[Date Prev][Date Next][Thread Prev][Thread Next][Date Index][Thread Index]

Re: orthogonality (was Re: New attempt)



----- Original Message -----
From: "Joe Wielgosz" <address@hidden>
To: "John Caron" <address@hidden>
Sent: Thursday, June 06, 2002 1:18 PM
Subject: Re: orthogonality (was Re: New attempt)


> Hi John,
>
> I didn't respond directly to all the questions you asked but I hope that
> what I wrote is sufficient...
>
> John Caron wrote:
>
> snip..
>
>
> >
> >>Thus I agree with benno that there is not a very
> >>meaningful distinction between them (and reconsider my listing of them
> >>as orthogonal concepts in my previous message).
> >>
> >>I wonder if it would be a good idea to merge these concepts and use a
> >>less loaded word, say "entry", to refer to an entity that has meaning to
> >>THREDDS and to end users, but not to a data access protocol, i.e.
> >>
> >><catalog>
> >><service name="X"/>
> >><service name="Y"/>
> >>...
> >>
> >><entry name="my_dataset">
> >>
> >>    <metadata name="global-metadata" url="..."/>
> >>    <access name="global-X-access"/>
> >>
> >>    <entry name="monthly-data">
> >>      <metadata name="monthly-metadata" url="..."/>
> >>      <access name="X-with-COARDS" serviceType="X" url="..."/>
> >>      <access name="X-with-no-COARDS" serviceType="X" url="..."/>
> >>      <access name="X-flattened-to-2D" serviceType="X"
url="http://..."/>
> >>      <access name="Y" serviceType="Y" url="..."/>
> >>      ....
> >>    </entry>
> >>
> >>
> >></entry>
> >>
> >
> > Ok so an "entry" meets meaning 1), while an "access" meets meaning 3)
(we
> > dont need to worry about meaning 2) here).
> >
> > Some questions:
> >
> > 1) Should we understand that all the access elements within an entry are
> > different versions of the same dataset?

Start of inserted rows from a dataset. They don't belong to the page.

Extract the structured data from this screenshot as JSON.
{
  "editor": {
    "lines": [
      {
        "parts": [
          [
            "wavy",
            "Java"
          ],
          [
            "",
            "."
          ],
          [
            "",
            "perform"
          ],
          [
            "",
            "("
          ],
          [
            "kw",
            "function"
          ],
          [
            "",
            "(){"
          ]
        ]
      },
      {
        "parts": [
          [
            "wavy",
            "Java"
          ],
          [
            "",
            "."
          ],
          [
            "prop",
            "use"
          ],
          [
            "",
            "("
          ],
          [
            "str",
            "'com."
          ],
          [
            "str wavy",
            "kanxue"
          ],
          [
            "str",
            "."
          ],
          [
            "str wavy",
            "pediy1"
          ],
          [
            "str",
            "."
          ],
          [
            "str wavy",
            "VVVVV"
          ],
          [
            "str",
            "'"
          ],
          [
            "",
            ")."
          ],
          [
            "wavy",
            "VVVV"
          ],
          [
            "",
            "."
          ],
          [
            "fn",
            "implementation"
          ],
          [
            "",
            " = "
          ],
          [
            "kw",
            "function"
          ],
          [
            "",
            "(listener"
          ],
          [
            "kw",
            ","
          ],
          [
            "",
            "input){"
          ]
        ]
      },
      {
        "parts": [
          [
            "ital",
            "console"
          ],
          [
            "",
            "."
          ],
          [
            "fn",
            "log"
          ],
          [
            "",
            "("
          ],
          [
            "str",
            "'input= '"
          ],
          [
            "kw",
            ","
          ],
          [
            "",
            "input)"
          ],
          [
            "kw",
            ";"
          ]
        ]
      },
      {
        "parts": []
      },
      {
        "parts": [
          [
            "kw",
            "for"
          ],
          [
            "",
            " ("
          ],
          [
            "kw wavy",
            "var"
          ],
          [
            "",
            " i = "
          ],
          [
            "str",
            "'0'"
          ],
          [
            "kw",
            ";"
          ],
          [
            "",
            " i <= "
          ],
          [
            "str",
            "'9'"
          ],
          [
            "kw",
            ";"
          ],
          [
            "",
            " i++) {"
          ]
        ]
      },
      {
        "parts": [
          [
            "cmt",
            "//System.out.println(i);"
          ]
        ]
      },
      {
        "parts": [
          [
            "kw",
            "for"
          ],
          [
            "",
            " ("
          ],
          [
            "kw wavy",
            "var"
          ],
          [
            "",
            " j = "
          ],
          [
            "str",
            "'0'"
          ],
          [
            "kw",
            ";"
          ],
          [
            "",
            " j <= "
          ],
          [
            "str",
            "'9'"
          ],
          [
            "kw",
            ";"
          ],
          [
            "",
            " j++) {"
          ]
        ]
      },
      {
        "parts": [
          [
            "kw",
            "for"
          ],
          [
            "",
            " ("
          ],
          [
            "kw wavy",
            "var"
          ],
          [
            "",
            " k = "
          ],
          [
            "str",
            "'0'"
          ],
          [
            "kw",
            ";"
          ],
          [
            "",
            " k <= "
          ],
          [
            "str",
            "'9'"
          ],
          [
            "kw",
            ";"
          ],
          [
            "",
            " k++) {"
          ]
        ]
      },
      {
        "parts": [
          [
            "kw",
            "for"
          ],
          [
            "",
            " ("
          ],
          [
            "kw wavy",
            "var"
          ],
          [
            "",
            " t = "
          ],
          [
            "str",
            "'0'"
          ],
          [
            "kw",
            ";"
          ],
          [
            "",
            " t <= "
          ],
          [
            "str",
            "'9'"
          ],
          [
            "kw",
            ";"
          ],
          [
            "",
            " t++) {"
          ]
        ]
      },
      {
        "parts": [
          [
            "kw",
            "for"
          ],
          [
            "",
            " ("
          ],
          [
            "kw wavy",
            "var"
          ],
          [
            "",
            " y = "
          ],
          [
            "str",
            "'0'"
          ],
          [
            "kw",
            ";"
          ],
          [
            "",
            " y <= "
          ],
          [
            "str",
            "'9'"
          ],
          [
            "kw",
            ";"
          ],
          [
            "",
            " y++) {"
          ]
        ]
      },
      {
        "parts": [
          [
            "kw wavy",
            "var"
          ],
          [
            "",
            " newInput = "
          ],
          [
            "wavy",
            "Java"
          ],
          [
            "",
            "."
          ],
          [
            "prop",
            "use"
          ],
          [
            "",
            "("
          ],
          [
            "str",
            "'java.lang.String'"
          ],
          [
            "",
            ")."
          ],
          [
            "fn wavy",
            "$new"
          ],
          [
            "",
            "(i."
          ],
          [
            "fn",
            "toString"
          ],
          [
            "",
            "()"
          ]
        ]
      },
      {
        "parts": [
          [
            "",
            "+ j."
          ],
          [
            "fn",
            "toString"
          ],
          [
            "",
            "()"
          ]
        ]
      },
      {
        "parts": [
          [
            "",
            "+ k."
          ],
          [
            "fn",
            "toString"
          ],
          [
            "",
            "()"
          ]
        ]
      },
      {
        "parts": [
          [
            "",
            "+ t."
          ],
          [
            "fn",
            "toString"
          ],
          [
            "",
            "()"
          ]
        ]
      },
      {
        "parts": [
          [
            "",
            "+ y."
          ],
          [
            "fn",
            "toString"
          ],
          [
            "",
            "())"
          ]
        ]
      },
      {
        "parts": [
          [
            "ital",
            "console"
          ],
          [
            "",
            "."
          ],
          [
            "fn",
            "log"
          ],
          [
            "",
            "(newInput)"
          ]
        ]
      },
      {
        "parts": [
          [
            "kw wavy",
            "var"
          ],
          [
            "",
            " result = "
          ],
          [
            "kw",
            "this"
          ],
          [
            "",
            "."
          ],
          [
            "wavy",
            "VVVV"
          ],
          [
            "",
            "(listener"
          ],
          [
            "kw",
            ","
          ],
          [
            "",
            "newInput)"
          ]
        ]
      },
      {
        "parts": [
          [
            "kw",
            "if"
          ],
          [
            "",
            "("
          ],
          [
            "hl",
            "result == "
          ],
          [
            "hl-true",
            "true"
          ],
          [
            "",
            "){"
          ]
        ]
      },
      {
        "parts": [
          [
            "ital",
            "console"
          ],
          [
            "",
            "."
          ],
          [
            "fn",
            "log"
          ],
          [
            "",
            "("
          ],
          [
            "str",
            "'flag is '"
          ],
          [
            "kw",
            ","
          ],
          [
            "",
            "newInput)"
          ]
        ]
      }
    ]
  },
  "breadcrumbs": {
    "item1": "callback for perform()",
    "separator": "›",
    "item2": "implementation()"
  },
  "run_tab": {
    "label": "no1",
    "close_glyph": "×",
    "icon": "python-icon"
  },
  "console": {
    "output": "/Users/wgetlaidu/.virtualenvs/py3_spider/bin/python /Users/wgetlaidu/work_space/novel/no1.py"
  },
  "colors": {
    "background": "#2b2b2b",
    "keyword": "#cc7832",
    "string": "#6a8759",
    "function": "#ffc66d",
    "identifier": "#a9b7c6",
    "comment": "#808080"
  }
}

Should we disallow:
> >
> >      <entry name="monthly-data">
> >        <metadata name="monthly-metadata" url="..."/>
> >        <access name="monthly-data from MARS" serviceType="X" url="..."/>
> >        <access name="monthly-data from VENUS" serviceType="X"
url="..."/>
> >      </entry>
> >
>
>
> No, I was not implying that for an <entry> tag. I would allow your
example.
>
>  > 2) is there any relationship between peer elements, in your example
>  >
>  >      <access name="global-X-access"/>
>  >      <entry name="monthly-data">
>
> Not necessarily.
>
> I think what I am trying to suggest is while it may be useful for humans
> to think of some consistent object being accessed via different
> services, this really does not translate it to anything meaningful at
> the machine level.
>
> Unless we actually try to define some machine-readable relationship
> between the accesses (e.g. Type 1 aggregation, etc - which gets into the
> whole data model can of worms) the only thing a machine can understand
> is a named and described hierarchy of access objects.
>
> Of course, something is being lost here from the human's point of view.
> Humans seem to want to make a distinction that is not significant to
> machines:
>
> "a collection of accesses to some single underlying object"
> vs
> "a collection of accesses to different underlying objects, that share
> some common theme"
>
> Is this is what <dataset> and <collection> have been intended to mean?

yes.

machines arent smart enough to know (ie make use of) the fact that this GIF
and this DDS are representations of the same underlying object. But
conveying that fact to users can be useful to them.

>
> If this is the case then I would suggest that
>
> a) this distinction be preserved by allowing both tags to be
> used(possibly renamed if it would clarify things); and
>
> b) data providers should be encouraged to mark up their catalogs
> appropriately using the two tags, so that THREDDS client UI's can take
> advantage of this to present catalogs in an intuitive way; but
>
> c) these tags should be completely interchangeable in all other ways
> (i.e. same type in the DTD/Schema, and same API calls, any tag that can
> go in a dataset can also go in a collection), since they are
> semantically equivalent at a machine level.
>
> Does that make any sense? Benno, would that satisfy you?
>
> - Joe (ready for a checkup with my ontologist)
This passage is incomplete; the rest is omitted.